15th Sunday Year B - Homily 4

 

Homily 4 - 2024

What I suggest that we do this morning is to spend some time working on today’s Second Reading in a similar way to how Mary worked on aspects of her life. In the early chapters of his Gospel, Luke said of her, two or three times: “As for Mary, she treasured these things and pondered them in her heart.” She “treasured” certain experiences: she appreciated them; she suspected that there was more to them than she had immediately picked up. “She pondered them”: she gave them time to sink in, not primarily into her head, but deeper than her head — “into her heart”, to really notice how they affected her, how she felt, how she reacted ‘deep down’. [And according to Luke’s timeline, she would hardly have been twenty years old!]

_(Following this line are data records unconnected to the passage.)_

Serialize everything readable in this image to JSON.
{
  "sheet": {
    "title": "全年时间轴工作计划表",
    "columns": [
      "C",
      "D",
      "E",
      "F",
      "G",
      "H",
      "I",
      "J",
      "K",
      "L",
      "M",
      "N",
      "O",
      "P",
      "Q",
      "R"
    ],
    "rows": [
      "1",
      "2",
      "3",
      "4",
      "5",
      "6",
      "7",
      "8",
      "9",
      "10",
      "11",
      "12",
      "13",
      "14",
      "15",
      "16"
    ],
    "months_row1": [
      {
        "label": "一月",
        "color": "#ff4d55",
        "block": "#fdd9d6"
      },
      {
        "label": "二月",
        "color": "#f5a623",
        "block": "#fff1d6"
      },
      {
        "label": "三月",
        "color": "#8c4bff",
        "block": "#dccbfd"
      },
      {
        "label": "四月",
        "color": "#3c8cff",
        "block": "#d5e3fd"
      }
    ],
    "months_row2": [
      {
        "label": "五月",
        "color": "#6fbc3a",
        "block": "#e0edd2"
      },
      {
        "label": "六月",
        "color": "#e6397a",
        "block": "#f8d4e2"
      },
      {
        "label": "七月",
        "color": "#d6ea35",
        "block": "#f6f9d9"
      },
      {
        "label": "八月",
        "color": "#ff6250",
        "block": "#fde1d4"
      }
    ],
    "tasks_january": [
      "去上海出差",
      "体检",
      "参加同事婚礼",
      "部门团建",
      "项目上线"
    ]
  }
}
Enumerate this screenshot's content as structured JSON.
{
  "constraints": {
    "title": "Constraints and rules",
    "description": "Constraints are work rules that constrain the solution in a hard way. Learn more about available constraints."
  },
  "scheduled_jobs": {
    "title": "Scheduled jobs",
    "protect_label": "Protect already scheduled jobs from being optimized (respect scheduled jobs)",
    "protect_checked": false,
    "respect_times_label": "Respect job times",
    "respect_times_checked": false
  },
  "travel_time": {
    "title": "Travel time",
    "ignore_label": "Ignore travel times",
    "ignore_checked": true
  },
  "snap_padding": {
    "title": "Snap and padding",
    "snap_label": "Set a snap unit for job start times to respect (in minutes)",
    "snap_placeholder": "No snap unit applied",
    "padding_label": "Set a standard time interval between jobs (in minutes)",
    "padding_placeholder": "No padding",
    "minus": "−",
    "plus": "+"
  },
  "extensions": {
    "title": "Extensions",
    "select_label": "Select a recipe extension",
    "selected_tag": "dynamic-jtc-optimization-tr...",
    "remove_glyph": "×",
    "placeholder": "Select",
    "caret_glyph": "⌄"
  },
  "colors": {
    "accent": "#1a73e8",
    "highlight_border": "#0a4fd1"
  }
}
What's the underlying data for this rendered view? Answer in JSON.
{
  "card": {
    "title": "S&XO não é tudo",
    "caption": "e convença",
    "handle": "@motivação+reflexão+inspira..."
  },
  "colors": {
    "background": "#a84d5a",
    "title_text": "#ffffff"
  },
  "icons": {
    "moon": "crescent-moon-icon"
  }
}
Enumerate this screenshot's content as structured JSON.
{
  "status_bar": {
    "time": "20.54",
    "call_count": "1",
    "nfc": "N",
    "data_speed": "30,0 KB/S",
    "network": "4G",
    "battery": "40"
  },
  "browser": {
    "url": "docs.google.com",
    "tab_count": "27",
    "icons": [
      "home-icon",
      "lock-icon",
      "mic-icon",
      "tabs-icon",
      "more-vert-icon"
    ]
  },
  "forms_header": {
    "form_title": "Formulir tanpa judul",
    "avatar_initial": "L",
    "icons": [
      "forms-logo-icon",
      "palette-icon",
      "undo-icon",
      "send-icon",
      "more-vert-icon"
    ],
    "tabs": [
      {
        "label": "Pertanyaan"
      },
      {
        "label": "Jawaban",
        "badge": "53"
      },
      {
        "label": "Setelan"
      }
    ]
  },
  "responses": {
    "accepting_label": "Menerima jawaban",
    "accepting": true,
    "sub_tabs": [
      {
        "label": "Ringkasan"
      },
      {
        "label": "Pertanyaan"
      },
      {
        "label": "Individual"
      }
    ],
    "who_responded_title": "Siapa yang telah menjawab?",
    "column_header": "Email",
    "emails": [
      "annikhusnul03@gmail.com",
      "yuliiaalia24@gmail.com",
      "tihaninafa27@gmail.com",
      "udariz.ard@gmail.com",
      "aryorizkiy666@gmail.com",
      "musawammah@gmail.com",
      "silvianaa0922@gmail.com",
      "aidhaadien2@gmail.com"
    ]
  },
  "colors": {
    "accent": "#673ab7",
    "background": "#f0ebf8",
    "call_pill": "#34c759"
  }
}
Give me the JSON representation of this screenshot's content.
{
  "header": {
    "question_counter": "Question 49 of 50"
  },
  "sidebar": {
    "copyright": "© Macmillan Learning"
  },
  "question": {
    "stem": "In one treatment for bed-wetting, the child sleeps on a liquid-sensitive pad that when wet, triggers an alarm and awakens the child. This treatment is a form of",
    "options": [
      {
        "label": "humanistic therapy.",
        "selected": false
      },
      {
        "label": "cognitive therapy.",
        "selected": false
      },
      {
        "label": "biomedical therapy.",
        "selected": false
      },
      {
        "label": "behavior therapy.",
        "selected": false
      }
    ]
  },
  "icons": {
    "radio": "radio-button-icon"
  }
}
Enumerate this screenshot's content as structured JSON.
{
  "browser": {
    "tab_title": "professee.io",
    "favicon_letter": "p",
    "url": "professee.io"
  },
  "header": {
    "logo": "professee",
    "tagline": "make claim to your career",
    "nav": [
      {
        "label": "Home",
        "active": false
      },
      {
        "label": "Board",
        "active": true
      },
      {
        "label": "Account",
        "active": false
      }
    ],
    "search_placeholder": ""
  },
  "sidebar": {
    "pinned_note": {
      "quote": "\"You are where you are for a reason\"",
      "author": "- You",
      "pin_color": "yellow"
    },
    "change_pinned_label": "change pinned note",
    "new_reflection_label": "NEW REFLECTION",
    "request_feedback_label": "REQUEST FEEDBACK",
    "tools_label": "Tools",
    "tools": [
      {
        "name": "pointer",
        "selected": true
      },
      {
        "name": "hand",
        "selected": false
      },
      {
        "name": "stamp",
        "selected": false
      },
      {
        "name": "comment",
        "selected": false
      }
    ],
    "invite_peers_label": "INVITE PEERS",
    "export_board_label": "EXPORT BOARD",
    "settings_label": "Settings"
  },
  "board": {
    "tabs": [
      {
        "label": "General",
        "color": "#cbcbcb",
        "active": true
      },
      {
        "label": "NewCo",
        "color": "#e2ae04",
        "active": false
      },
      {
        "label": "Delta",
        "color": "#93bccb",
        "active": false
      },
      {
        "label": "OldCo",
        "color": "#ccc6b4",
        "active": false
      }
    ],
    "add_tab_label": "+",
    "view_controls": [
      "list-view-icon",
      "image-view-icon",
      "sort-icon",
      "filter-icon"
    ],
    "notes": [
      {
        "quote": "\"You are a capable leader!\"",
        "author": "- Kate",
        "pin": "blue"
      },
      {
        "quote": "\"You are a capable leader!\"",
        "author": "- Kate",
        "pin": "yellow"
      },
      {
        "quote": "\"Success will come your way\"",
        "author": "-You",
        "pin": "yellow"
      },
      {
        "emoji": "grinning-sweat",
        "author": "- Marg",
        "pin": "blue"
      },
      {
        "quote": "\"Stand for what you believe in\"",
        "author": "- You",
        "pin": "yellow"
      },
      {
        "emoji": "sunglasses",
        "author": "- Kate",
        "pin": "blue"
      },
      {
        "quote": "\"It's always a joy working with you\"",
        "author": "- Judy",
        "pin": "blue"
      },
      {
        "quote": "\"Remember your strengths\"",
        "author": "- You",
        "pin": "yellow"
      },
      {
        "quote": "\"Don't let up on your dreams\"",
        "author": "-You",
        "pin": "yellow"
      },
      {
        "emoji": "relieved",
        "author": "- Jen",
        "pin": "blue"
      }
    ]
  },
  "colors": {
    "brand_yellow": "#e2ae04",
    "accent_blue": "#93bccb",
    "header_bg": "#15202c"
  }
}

Why I suggest we do this is because I think that that was what Paul was doing in today’s Second Reading. He felt impelled to praise God, and to try to put words on the energy that was released within him. He praised God as “Father”, the source of all that is and all that happens. Particularly, though, for being the source of all that the human Jesus was and is. Paul referred to Jesus as the “Christ”, because Jesus was also uniquely the human revelation of God, not just through what he said and did, but especially through his sharing in and being alive with, the same divine life and love of the Father. Paul saw everything originating from and flowing from the Father.

Paul he also called Jesus “our Lord”. In what sense is this Jesus our “Lord”? I can think of two ways. The Father raised the crucified, dead, Jesus to life; and in the process somehow raised us, too, to a new way of being alive, namely, in Jesus. Remember Paul’s initial experience of Christ, when he was on his way to Damascus to wipe out the small Christian community living there; how the risen Jesus challenged him with, “Saul, Saul, why are you persecuting me?” Paul needed time to ponder that — and what a difference that pondering made to him! He came to see, as we heard in the Reading, that through Jesus, we had become “God’s adopted children”. We, too, would live with the very life of God, and, as consequence of that, we would “gain our freedom, the forgiveness of our sIns” — without our doing anything, apparently, on our part.

That had always been God’s plan: “before the world was made, God chose us, chose us in Christ … to live through love in God’s presence.” Paul saw this as “God’s free gift to us” — and that God was “determined”. Everything about us is God’s gift. God’s love is totally gratuitous. It is by no means our achievement. It is not something that we have merited.

I think that our coming to accept this, even to begin thinking about it, happens only as our own human love starts to mature. Before that, we remain stuck in a “reward/punishment” analysis of life and of our relationships with others [especially with God]. Only as this maturing happens do we find ourselves beginning to really want to love each other, everyone, as God does, to love God as God loves us, and, as Paul put it, “to praise the glory of his grace” [of his gratuitous graciousness or, simply, the wonder of his unconditional love].

And since Jesus is the one through whom God’s whole plan unfolded, we want to reach out fervently, single-mindedly, humbly, and truly personally, to him as “our Lord.

The treasuring and pondering on life will no longer be done dutifully — they will come naturally. And the older we get, the more wonderful life can become.